Eu não comecei a investigar isso por empolgação. Foi mais uma irritação lenta e persistente. Assistir jogadores passarem horas em jogos onchain, apenas para ver que esse esforço não se traduz em nada duradouro, começou a parecer repetitivo. A propriedade existia na teoria, mas a conexão entre o tempo investido e o valor retido parecia fraca.
Em sua essência, a questão é simples: a maioria das economias de jogos Web3 funciona de forma isolada. Os ativos circulam, os tokens são distribuídos, mas a demanda real muitas vezes depende de um fluxo constante de novos usuários em vez de uma utilidade embutida. É como um parque de diversões onde os ingressos podem ser trocados, mas perdem seu propósito no momento em que você sai.
O que está mudando agora é mais sutil.
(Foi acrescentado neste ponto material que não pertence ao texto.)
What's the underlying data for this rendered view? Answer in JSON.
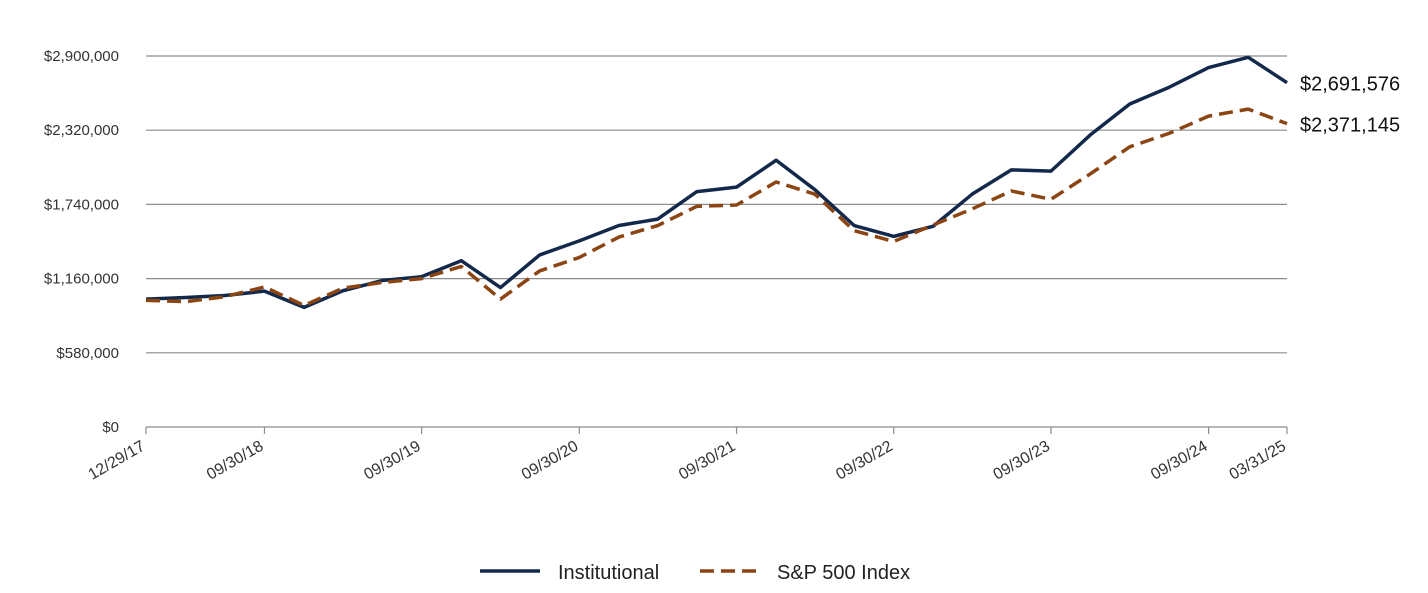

Em vez de posicionar o token puramente como uma recompensa, o sistema está gradualmente redefinindo-o como uma forma de acesso. Certos recursos de camadas premium, participação em guildas, caminhos de progressão exigem manter ou gastar o token. Não de uma forma especulativa, mas como uma espécie de camada de permissão. A interação muda: você não está apenas ganhando dentro do jogo, você está navegando em uma estrutura onde o token abre portas para experiências específicas.
Uma maneira melhor de pensar sobre isso não é como pontos de arcade, mas como um cartão de membro. O valor não está apenas em colecionar mais, mas no que esse acesso desbloqueia ao longo do tempo.
Sob a superfície, duas escolhas de implementação se destacam. Primeiro, um design de dupla laço separa a jogabilidade cotidiana da camada do token: recursos suaves do jogo lidam com atividades rotineiras, enquanto o token está ligado ao acesso, status e mecânicas de nível superior. Isso ajuda a reduzir a pressão de venda constante da jogabilidade básica. Em segundo lugar, as primeiras integrações com mercados externos e camadas de identidade sugerem que ativos e progresso não estão totalmente confinados, mesmo que a verdadeira interoperabilidade ainda esteja em desenvolvimento.
Nesta configuração, o papel do token se torna mais funcional do que simbólico. Ele atua como uma chave às vezes gasta em upgrades ou taxas, às vezes mantida para entrada em guildas ou níveis premium, e ocasionalmente apostada para posicionamentos de longo prazo. Isso não garante demanda, mas conecta o uso a decisões reais dentro do jogo em vez de incentivos abstratos.
Do ponto de vista do mercado, o pico de usuários ativos diários alcançou centenas de milhares, embora a retenção permaneça inconsistente. A velocidade do token ainda é uma preocupação, particularmente durante os períodos de desbloqueio, quando o novo suprimento entra mais rápido do que os mecanismos de demanda podem absorver.
A curto prazo, ele se comporta como a maioria dos tokens de jogos sensíveis a ciclos de atenção, atualizações e sentimentos mais amplos. Os traders continuarão a tratá-lo como um ativo impulsionado por eventos. Mas a infraestrutura evolui em um cronograma diferente. Se esse modelo baseado em acesso se mantiver, o valor a longo prazo dependerá menos do hype e mais de saber se os jogadores encontram consistentemente razões para continuar engajados.
Existem riscos claros. Ecossistemas concorrentes estão experimentando modelos semelhantes, e os custos de troca dos jogadores permanecem baixos. Se os recursos premium parecerem opcionais em vez de essenciais, a demanda pode enfraquecer. Um cenário provável de falha é que os usuários otimizem para evitar o uso do token completamente, permanecendo dentro de ciclos gratuitos enquanto a liquidez sai através de desbloqueios.
Há também uma incerteza mais profunda: se os jogadores realmente valorizam a propriedade on-chain o suficiente para justificar a complexidade adicional, ou se experiências off-chain mais simples continuam sendo mais atraentes.
Por enquanto, ele está em algum lugar entre os dois. Não é totalmente uma economia fechada dentro do jogo, nem uma camada de infraestrutura madura. A direção é lógica, mas a execução levará tempo e a adoção raramente segue uma linha reta. Neste estágio, parece menos um sistema finalizado e mais um experimento em evolução que ainda está descobrindo sua forma final.